All Products
Search
Document Center

MaxCompute:Migrate JSON-formatted data from OSS to MaxCompute

Last Updated:Mar 26, 2026

Use DataWorks Data Integration to load a JSON file from Object Storage Service (OSS) into MaxCompute, then extract field values with the GET_JSON_OBJECT function.

This guide stores the entire JSON document as a single string column. After loading, GET_JSON_OBJECT lets you query individual fields by JSONPath expression without restructuring the table.

Prerequisites

Before you begin, make sure you have:

  • MaxCompute and DataWorks activated. See Activate MaxCompute and DataWorks

  • A MaxCompute data source added in DataWorks. See Add a MaxCompute data source

  • A workflow created in your DataWorks workspace (this guide uses a workspace in basic mode). See Create a workflow

  • A TXT file containing JSON data uploaded to an OSS bucket. This guide uses a bucket in the China (Shanghai) region, with a file named applog.txt that contains the following JSON:

    {
        "store": {
            "book": [
                 {
                    "category": "reference",
                    "author": "Nigel Rees",
                    "title": "Sayings of the Century",
                    "price": 8.95
                 },
                 {
                    "category": "fiction",
                    "author": "Evelyn Waugh",
                    "title": "Sword of Honour",
                    "price": 12.99
                 },
                 {
                     "category": "fiction",
                     "author": "J. R. R. Tolkien",
                     "title": "The Lord of the Rings",
                     "isbn": "0-395-19395-8",
                     "price": 22.99
                 }
              ],
              "bicycle": {
                  "color": "red",
                  "price": 19.95
              }
        },
        "expensive": 10
    }

Step 1: Add an OSS data source

Add your OSS bucket as a data source in DataWorks. See Add an OSS data source.

Step 2: Create a table to store the JSON data

Create a MaxCompute table with a single string column. Each row stores one complete JSON document. You query individual fields later using GET_JSON_OBJECT — no need to define a column per field at this stage.

  1. Log on to the DataWorks console. In the top navigation bar, select the region. In the left-side navigation pane, choose Data Development and O&M > Data Development. Select your workspace and click Go to Data Development.

  2. In the left-side navigation pane, click Data source. On the Data Source page, click Add Data Source to add a MaxCompute project.

  3. In the Add Data Source dialog box, fill in the parameters and click Associate Purchased Resource Group.

  4. On the DataStudio page, move the pointer over the image..png icon and choose Create Table > MaxCompute > Table.

  5. In the Create Table dialog box, configure Path and Name, then click Create.

    If multiple MaxCompute data sources are associated with DataStudio, select the correct data source in the Create Table dialog box.
  6. On the table editing page, click DDL Statement.

  7. In the DDL dialog box, enter the following statement and click Generate Table Schema:

    CREATE TABLE mqdata (mq_data string);

    This creates a single string column (mq_data) that stores each JSON document as raw text.

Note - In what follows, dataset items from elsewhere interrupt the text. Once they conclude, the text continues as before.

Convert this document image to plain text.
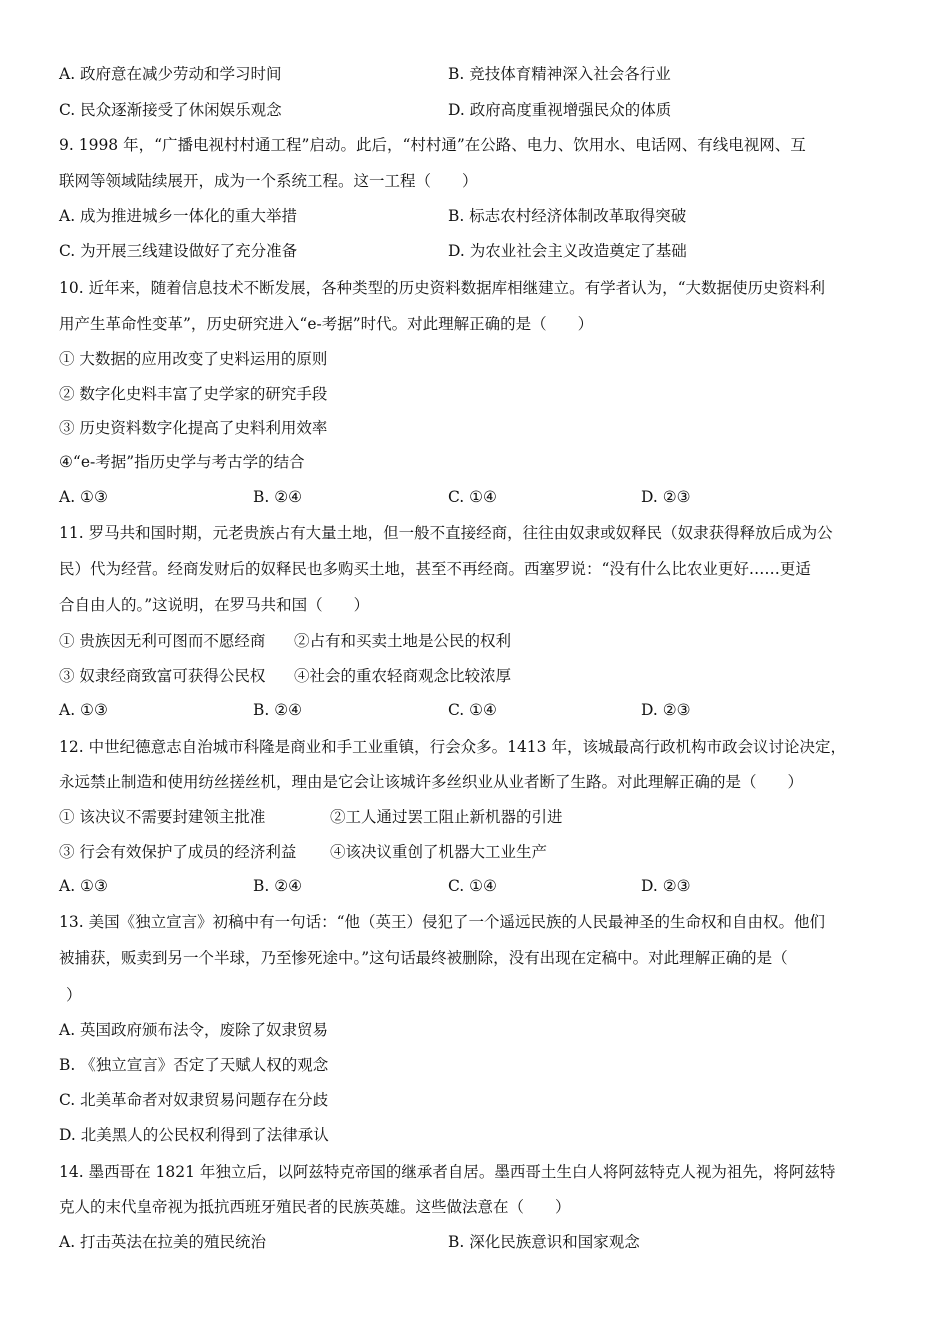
A. 政府意在减少劳动和学习时间	B. 竞技体育精神深入社会各行业
C. 民众逐渐接受了休闲娱乐观念	D. 政府高度重视增强民众的体质
9. 1998 年，“广播电视村村通工程”启动。此后，“村村通”在公路、电力、饮用水、电话网、有线电视网、互
联网等领域陆续展开，成为一个系统工程。这一工程（　　）
A. 成为推进城乡一体化的重大举措	B. 标志农村经济体制改革取得突破
C. 为开展三线建设做好了充分准备	D. 为农业社会主义改造奠定了基础
10. 近年来，随着信息技术不断发展，各种类型的历史资料数据库相继建立。有学者认为，“大数据使历史资料利
用产生革命性变革”，历史研究进入“e-考据”时代。对此理解正确的是（　　）
① 大数据的应用改变了史料运用的原则
② 数字化史料丰富了史学家的研究手段
③ 历史资料数字化提高了史料利用效率
④“e-考据”指历史学与考古学的结合
A. ①③	B. ②④	C. ①④	D. ②③
11. 罗马共和国时期，元老贵族占有大量土地，但一般不直接经商，往往由奴隶或奴释民（奴隶获得释放后成为公
民）代为经营。经商发财后的奴释民也多购买土地，甚至不再经商。西塞罗说：“没有什么比农业更好……更适
合自由人的。”这说明，在罗马共和国（　　）
① 贵族因无利可图而不愿经商 ②占有和买卖土地是公民的权利
③ 奴隶经商致富可获得公民权 ④社会的重农轻商观念比较浓厚
A. ①③	B. ②④	C. ①④	D. ②③
12. 中世纪德意志自治城市科隆是商业和手工业重镇，行会众多。1413 年，该城最高行政机构市政会议讨论决定，
永远禁止制造和使用纺丝搓丝机，理由是它会让该城许多丝织业从业者断了生路。对此理解正确的是（　　）
① 该决议不需要封建领主批准	②工人通过罢工阻止新机器的引进
③ 行会有效保护了成员的经济利益 ④该决议重创了机器大工业生产
A. ①③	B. ②④	C. ①④	D. ②③
13. 美国《独立宣言》初稿中有一句话：“他（英王）侵犯了一个遥远民族的人民最神圣的生命权和自由权。他们
被捕获，贩卖到另一个半球，乃至惨死途中。”这句话最终被删除，没有出现在定稿中。对此理解正确的是（
）
A. 英国政府颁布法令，废除了奴隶贸易
B. 《独立宣言》否定了天赋人权的观念
C. 北美革命者对奴隶贸易问题存在分歧
D. 北美黑人的公民权利得到了法律承认
14. 墨西哥在 1821 年独立后，以阿兹特克帝国的继承者自居。墨西哥土生白人将阿兹特克人视为祖先，将阿兹特
克人的末代皇帝视为抵抗西班牙殖民者的民族英雄。这些做法意在（　　）
A. 打击英法在拉美的殖民统治	B. 深化民族意识和国家观念
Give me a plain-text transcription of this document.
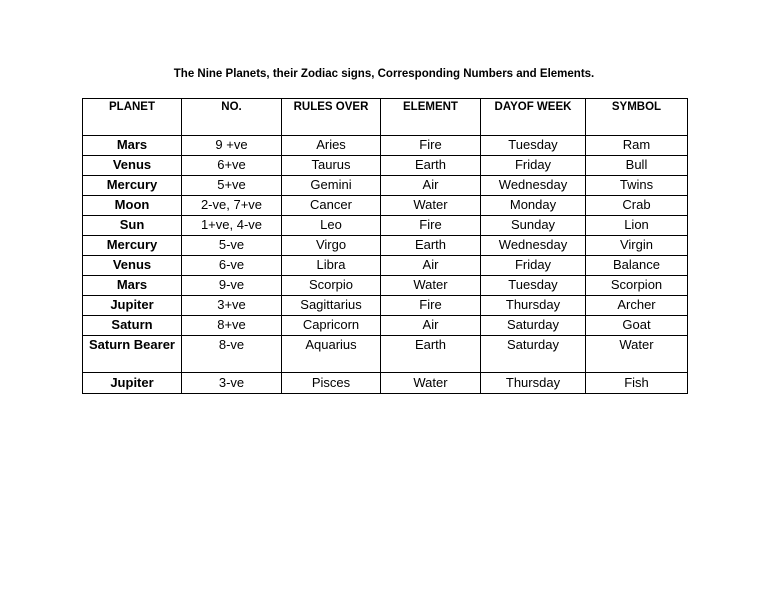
The Nine Planets, their Zodiac signs, Corresponding Numbers and Elements.
PLANET	NO.	RULES OVER	ELEMENT	DAYOF WEEK	SYMBOL
Mars	9 +ve	Aries	Fire	Tuesday	Ram
Venus	6+ve	Taurus	Earth	Friday	Bull
Mercury	5+ve	Gemini	Air	Wednesday	Twins
Moon	2-ve, 7+ve	Cancer	Water	Monday	Crab
Sun	1+ve, 4-ve	Leo	Fire	Sunday	Lion
Mercury	5-ve	Virgo	Earth	Wednesday	Virgin
Venus	6-ve	Libra	Air	Friday	Balance
Mars	9-ve	Scorpio	Water	Tuesday	Scorpion
Jupiter	3+ve	Sagittarius	Fire	Thursday	Archer
Saturn	8+ve	Capricorn	Air	Saturday	Goat
Saturn Bearer	8-ve	Aquarius	Earth	Saturday	Water
Jupiter	3-ve	Pisces	Water	Thursday	Fish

  8. In the Confirm dialog box, click OK.

  9. In the General section, set the Display Name parameter. Click Commit to Production Environment.

    For workspaces in standard mode, click both Commit to Development Environment and Commit to Production Environment.

Step 3: Create a batch synchronization task

Configure a DataWorks offline synchronization node to read applog.txt from OSS and write it to the mqdata table.

  1. On the data analytics page, right-click your workflow and choose Create Node > Data Integration > Offline synchronization.

  2. In the create a node dialog box, enter a node name and click submit.

  3. In the top navigation bar, click the Conversion script icon to switch to script mode.

  4. In script mode, click the ** icon.

  5. In the import Template dialog box, select the SOURCE type, data source, target type, and data source, then click confirm.

  6. Replace the generated JSON with the following configuration, then click the 运行 icon to run the task:

    {
        "type": "job",
        "steps": [
            {
                "stepType": "oss",
                "parameter": {
                    "fieldDelimiterOrigin": "^",
                    "nullFormat": "",
                    "compress": "",
                    "datasource": "OSS_userlog",
                    "column": [
                        {
                            "name": 0,
                            "type": "string",
                            "index": 0
                        }
                    ],
                    "skipHeader": "false",
                    "encoding": "UTF-8",
                    "fieldDelimiter": "^",
                    "fileFormat": "binary",
                    "object": [
                        "applog.txt"
                    ]
                },
                "name": "Reader",
                "category": "reader"
            },
            {
                "stepType": "odps",
                "parameter": {
                    "partition": "",
                    "isCompress": false,
                    "truncate": true,
                    "datasource": "odps_source",
                    "column": [
                        "mqdata"
                    ],
                    "emptyAsNull": false,
                    "table": "mqdata"
                },
                "name": "Writer",
                "category": "writer"
            }
        ],
        "version": "2.0",
        "order": {
            "hops": [
                {
                    "from": "Reader",
                    "to": "Writer"
                }
            ]
        },
        "setting": {
            "errorLimit": {
                "record": ""
            },
            "speed": {
                "concurrent": 2,
                "throttle": false
            }
        }
    }

    Key parameters:

    Parameter Value Description
    fileFormat binary Reads the file as raw bytes without field-level parsing. The entire file is treated as a single record.
    fieldDelimiter ^ Delimiter set for the source file. Because fileFormat is binary, the file loads as a whole record regardless of this value.
    datasource (reader) OSS_userlog Name of your OSS data source in DataWorks. Replace with the actual name you configured.
    datasource (writer) odps_source Name of your MaxCompute data source in DataWorks. Replace with the actual name you configured.
    truncate true Clears the target table before each run. Set to false to append data instead.
    concurrent 2 Number of parallel channels for the transfer.

Verify the result

Create an ODPS SQL node to query the loaded data and extract a JSON field.

  1. Right-click your workflow and choose new > MaxCompute > ODPS SQL.

  2. In the create a function dialog box, enter a function name and click submit.

  3. On the configuration tab, enter the following SQL statements:

    -- Query all rows in the mqdata table
    SELECT * FROM mqdata;
    
    -- Extract the value of the "expensive" field from each JSON document
    SELECT GET_JSON_OBJECT(mqdata.MQdata, '$.expensive') FROM mqdata;
  4. Click the ** icon to run the statements.

  5. View the results in operation Log. The first query returns the raw JSON stored in each row. The second query extracts the top-level expensive field. Based on the sample data, the expected output for the second query is:

    10

What's next

  • To query nested fields, use a longer JSONPath expression in GET_JSON_OBJECT. For example, $.store.bicycle.color returns red from the sample data.

  • To automate recurring loads, schedule the synchronization node as a periodic task in DataWorks.